Wednesday 23 June 2010

Newspapers are unaccountable and innacurate.

I'm supposed to be covering research for trailers however a quick glance at my feeds shows that Matty's the only one who's written anything yet. Jonny started a new blog but I don't know the url. I could find out quite easily, but that's for another time, what I want to write about here is how the newspaper model is unaccountable and inaccurate. I rediscovered Angry Mob's new site today and was reading this story.
In my last post I said one of the disadvantages of the modern newspaper news distribution model was that:
innacuracies can spread like a virus and their source becomes ever more hidden with every word printed.
The story of Cinders the pig is a perfect example of how the system is systematically broken, and it's a current example to back up that statement. A lie was able to work it's way through almost every level of the press in this country (except, you'll note, Social Media) without being checked once. All it took to check the story was to visit the site of the public relations agency which reported it. Each news source copied and re-wrote the story and there was no financial incentive to do any actual journalism. The only stage in the process which put the story through any scrutiny was a blog. The author of the post is not a self-proclaimed professional, and yet they trumped every other professional "journalist" in the country who covered the story.

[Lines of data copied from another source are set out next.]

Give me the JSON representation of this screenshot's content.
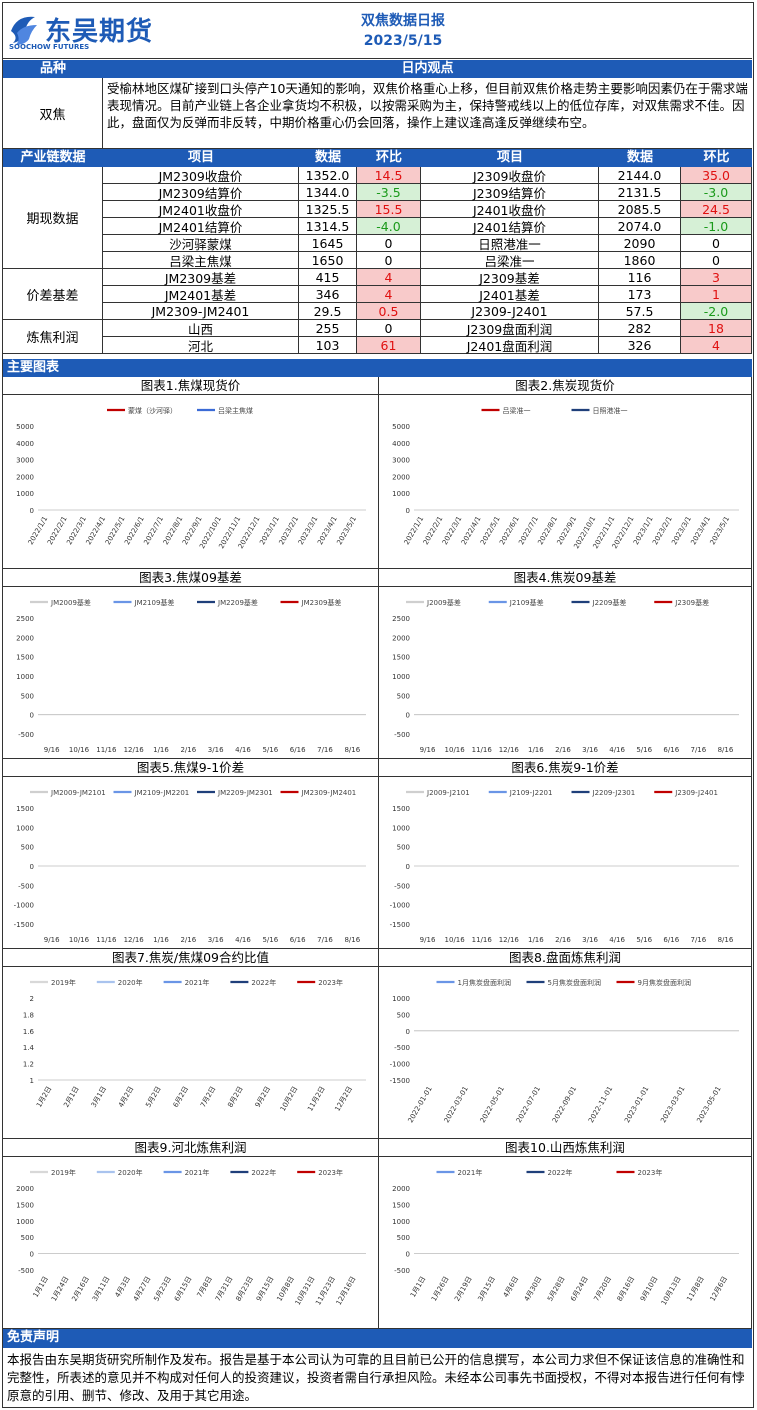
{
  "header": {
    "company": "东吴期货",
    "company_sub": "SOOCHOW FUTURES",
    "title": "双焦数据日报",
    "date": "2023/5/15"
  },
  "top_bar": {
    "variety": "品种",
    "view": "日内观点"
  },
  "view": {
    "variety": "双焦",
    "text": "受榆林地区煤矿接到口头停产10天通知的影响，双焦价格重心上移，但目前双焦价格走势主要影响因素仍在于需求端表现情况。目前产业链上各企业拿货均不积极，以按需采购为主，保持警戒线以上的低位存库，对双焦需求不佳。因此，盘面仅为反弹而非反转，中期价格重心仍会回落，操作上建议逢高逢反弹继续布空。"
  },
  "table_header": {
    "section": "产业链数据",
    "item": "项目",
    "data": "数据",
    "change": "环比"
  },
  "sections": [
    {
      "name": "期现数据",
      "rows": [
        {
          "l_item": "JM2309收盘价",
          "l_val": "1352.0",
          "l_chg": "14.5",
          "l_c": "red",
          "r_item": "J2309收盘价",
          "r_val": "2144.0",
          "r_chg": "35.0",
          "r_c": "red"
        },
        {
          "l_item": "JM2309结算价",
          "l_val": "1344.0",
          "l_chg": "-3.5",
          "l_c": "grn",
          "r_item": "J2309结算价",
          "r_val": "2131.5",
          "r_chg": "-3.0",
          "r_c": "grn"
        },
        {
          "l_item": "JM2401收盘价",
          "l_val": "1325.5",
          "l_chg": "15.5",
          "l_c": "red",
          "r_item": "J2401收盘价",
          "r_val": "2085.5",
          "r_chg": "24.5",
          "r_c": "red"
        },
        {
          "l_item": "JM2401结算价",
          "l_val": "1314.5",
          "l_chg": "-4.0",
          "l_c": "grn",
          "r_item": "J2401结算价",
          "r_val": "2074.0",
          "r_chg": "-1.0",
          "r_c": "grn"
        },
        {
          "l_item": "沙河驿蒙煤",
          "l_val": "1645",
          "l_chg": "0",
          "l_c": "",
          "r_item": "日照港准一",
          "r_val": "2090",
          "r_chg": "0",
          "r_c": ""
        },
        {
          "l_item": "吕梁主焦煤",
          "l_val": "1650",
          "l_chg": "0",
          "l_c": "",
          "r_item": "吕梁准一",
          "r_val": "1860",
          "r_chg": "0",
          "r_c": ""
        }
      ]
    },
    {
      "name": "价差基差",
      "rows": [
        {
          "l_item": "JM2309基差",
          "l_val": "415",
          "l_chg": "4",
          "l_c": "red",
          "r_item": "J2309基差",
          "r_val": "116",
          "r_chg": "3",
          "r_c": "red"
        },
        {
          "l_item": "JM2401基差",
          "l_val": "346",
          "l_chg": "4",
          "l_c": "red",
          "r_item": "J2401基差",
          "r_val": "173",
          "r_chg": "1",
          "r_c": "red"
        },
        {
          "l_item": "JM2309-JM2401",
          "l_val": "29.5",
          "l_chg": "0.5",
          "l_c": "red",
          "r_item": "J2309-J2401",
          "r_val": "57.5",
          "r_chg": "-2.0",
          "r_c": "grn"
        }
      ]
    },
    {
      "name": "炼焦利润",
      "rows": [
        {
          "l_item": "山西",
          "l_val": "255",
          "l_chg": "0",
          "l_c": "",
          "r_item": "J2309盘面利润",
          "r_val": "282",
          "r_chg": "18",
          "r_c": "red"
        },
        {
          "l_item": "河北",
          "l_val": "103",
          "l_chg": "61",
          "l_c": "red",
          "r_item": "J2401盘面利润",
          "r_val": "326",
          "r_chg": "4",
          "r_c": "red"
        }
      ]
    }
  ],
  "charts_bar": "主要图表",
  "charts": [
    {
      "title": "图表1.焦煤现货价",
      "legend": [
        "蒙煤（沙河驿）",
        "吕梁主焦煤"
      ],
      "colors": [
        "#c00000",
        "#3b6bd6"
      ],
      "yticks": [
        "5000",
        "4000",
        "3000",
        "2000",
        "1000",
        "0"
      ],
      "xticks": [
        "2022/1/1",
        "2022/2/1",
        "2022/3/1",
        "2022/4/1",
        "2022/5/1",
        "2022/6/1",
        "2022/7/1",
        "2022/8/1",
        "2022/9/1",
        "2022/10/1",
        "2022/11/1",
        "2022/12/1",
        "2023/1/1",
        "2023/2/1",
        "2023/3/1",
        "2023/4/1",
        "2023/5/1"
      ],
      "xrot": true
    },
    {
      "title": "图表2.焦炭现货价",
      "legend": [
        "吕梁准一",
        "日照港准一"
      ],
      "colors": [
        "#c00000",
        "#1f3f7a"
      ],
      "yticks": [
        "5000",
        "4000",
        "3000",
        "2000",
        "1000",
        "0"
      ],
      "xticks": [
        "2022/1/1",
        "2022/2/1",
        "2022/3/1",
        "2022/4/1",
        "2022/5/1",
        "2022/6/1",
        "2022/7/1",
        "2022/8/1",
        "2022/9/1",
        "2022/10/1",
        "2022/11/1",
        "2022/12/1",
        "2023/1/1",
        "2023/2/1",
        "2023/3/1",
        "2023/4/1",
        "2023/5/1"
      ],
      "xrot": true
    },
    {
      "title": "图表3.焦煤09基差",
      "legend": [
        "JM2009基差",
        "JM2109基差",
        "JM2209基差",
        "JM2309基差"
      ],
      "colors": [
        "#cfcfcf",
        "#6a95e6",
        "#1f3f7a",
        "#c00000"
      ],
      "yticks": [
        "2500",
        "2000",
        "1500",
        "1000",
        "500",
        "0",
        "-500"
      ],
      "xticks": [
        "9/16",
        "10/16",
        "11/16",
        "12/16",
        "1/16",
        "2/16",
        "3/16",
        "4/16",
        "5/16",
        "6/16",
        "7/16",
        "8/16"
      ],
      "xrot": false
    },
    {
      "title": "图表4.焦炭09基差",
      "legend": [
        "J2009基差",
        "J2109基差",
        "J2209基差",
        "J2309基差"
      ],
      "colors": [
        "#cfcfcf",
        "#6a95e6",
        "#1f3f7a",
        "#c00000"
      ],
      "yticks": [
        "2500",
        "2000",
        "1500",
        "1000",
        "500",
        "0",
        "-500"
      ],
      "xticks": [
        "9/16",
        "10/16",
        "11/16",
        "12/16",
        "1/16",
        "2/16",
        "3/16",
        "4/16",
        "5/16",
        "6/16",
        "7/16",
        "8/16"
      ],
      "xrot": false
    },
    {
      "title": "图表5.焦煤9-1价差",
      "legend": [
        "JM2009-JM2101",
        "JM2109-JM2201",
        "JM2209-JM2301",
        "JM2309-JM2401"
      ],
      "colors": [
        "#cfcfcf",
        "#6a95e6",
        "#1f3f7a",
        "#c00000"
      ],
      "yticks": [
        "1500",
        "1000",
        "500",
        "0",
        "-500",
        "-1000",
        "-1500"
      ],
      "xticks": [
        "9/16",
        "10/16",
        "11/16",
        "12/16",
        "1/16",
        "2/16",
        "3/16",
        "4/16",
        "5/16",
        "6/16",
        "7/16",
        "8/16"
      ],
      "xrot": false
    },
    {
      "title": "图表6.焦炭9-1价差",
      "legend": [
        "J2009-J2101",
        "J2109-J2201",
        "J2209-J2301",
        "J2309-J2401"
      ],
      "colors": [
        "#cfcfcf",
        "#6a95e6",
        "#1f3f7a",
        "#c00000"
      ],
      "yticks": [
        "1500",
        "1000",
        "500",
        "0",
        "-500",
        "-1000",
        "-1500"
      ],
      "xticks": [
        "9/16",
        "10/16",
        "11/16",
        "12/16",
        "1/16",
        "2/16",
        "3/16",
        "4/16",
        "5/16",
        "6/16",
        "7/16",
        "8/16"
      ],
      "xrot": false
    },
    {
      "title": "图表7.焦炭/焦煤09合约比值",
      "legend": [
        "2019年",
        "2020年",
        "2021年",
        "2022年",
        "2023年"
      ],
      "colors": [
        "#d8d8d8",
        "#a9c3ee",
        "#6a95e6",
        "#1f3f7a",
        "#c00000"
      ],
      "yticks": [
        "2",
        "1.8",
        "1.6",
        "1.4",
        "1.2",
        "1"
      ],
      "xticks": [
        "1月2日",
        "2月1日",
        "3月1日",
        "4月2日",
        "5月2日",
        "6月2日",
        "7月2日",
        "8月2日",
        "9月2日",
        "10月2日",
        "11月2日",
        "12月2日"
      ],
      "xrot": true
    },
    {
      "title": "图表8.盘面炼焦利润",
      "legend": [
        "1月焦炭盘面利润",
        "5月焦炭盘面利润",
        "9月焦炭盘面利润"
      ],
      "colors": [
        "#6a95e6",
        "#1f3f7a",
        "#c00000"
      ],
      "yticks": [
        "1000",
        "500",
        "0",
        "-500",
        "-1000",
        "-1500"
      ],
      "xticks": [
        "2022-01-01",
        "2022-03-01",
        "2022-05-01",
        "2022-07-01",
        "2022-09-01",
        "2022-11-01",
        "2023-01-01",
        "2023-03-01",
        "2023-05-01"
      ],
      "xrot": true
    },
    {
      "title": "图表9.河北炼焦利润",
      "legend": [
        "2019年",
        "2020年",
        "2021年",
        "2022年",
        "2023年"
      ],
      "colors": [
        "#d8d8d8",
        "#a9c3ee",
        "#6a95e6",
        "#1f3f7a",
        "#c00000"
      ],
      "yticks": [
        "2000",
        "1500",
        "1000",
        "500",
        "0",
        "-500"
      ],
      "xticks": [
        "1月1日",
        "1月24日",
        "2月16日",
        "3月11日",
        "4月3日",
        "4月27日",
        "5月23日",
        "6月15日",
        "7月8日",
        "7月31日",
        "8月23日",
        "9月15日",
        "10月8日",
        "10月31日",
        "11月23日",
        "12月16日"
      ],
      "xrot": true
    },
    {
      "title": "图表10.山西炼焦利润",
      "legend": [
        "2021年",
        "2022年",
        "2023年"
      ],
      "colors": [
        "#6a95e6",
        "#1f3f7a",
        "#c00000"
      ],
      "yticks": [
        "2000",
        "1500",
        "1000",
        "500",
        "0",
        "-500"
      ],
      "xticks": [
        "1月1日",
        "1月26日",
        "2月19日",
        "3月15日",
        "4月6日",
        "4月30日",
        "5月28日",
        "6月24日",
        "7月20日",
        "8月16日",
        "9月10日",
        "10月13日",
        "11月8日",
        "12月6日"
      ],
      "xrot": true
    }
  ],
  "disclaimer": {
    "title": "免责声明",
    "text": "本报告由东吴期货研究所制作及发布。报告是基于本公司认为可靠的且目前已公开的信息撰写，本公司力求但不保证该信息的准确性和完整性，所表述的意见并不构成对任何人的投资建议，投资者需自行承担风险。未经本公司事先书面授权，不得对本报告进行任何有悖原意的引用、删节、修改、及用于其它用途。"
  }
}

Interestingly enough I was forced to go back on my my earlier disdain for local newspapers when I had to admit that they are the only ones to engage in any real journalism. They're forced to because they are unable to rely on any press agency, they're forced to check facts and cannot copy the competition.

The 'free press', or at least the for-profit press would want you to believe that the news is a conversation and that they know best, if journalists can't hold the facts to account it's up to you, as a citizen, to call them out.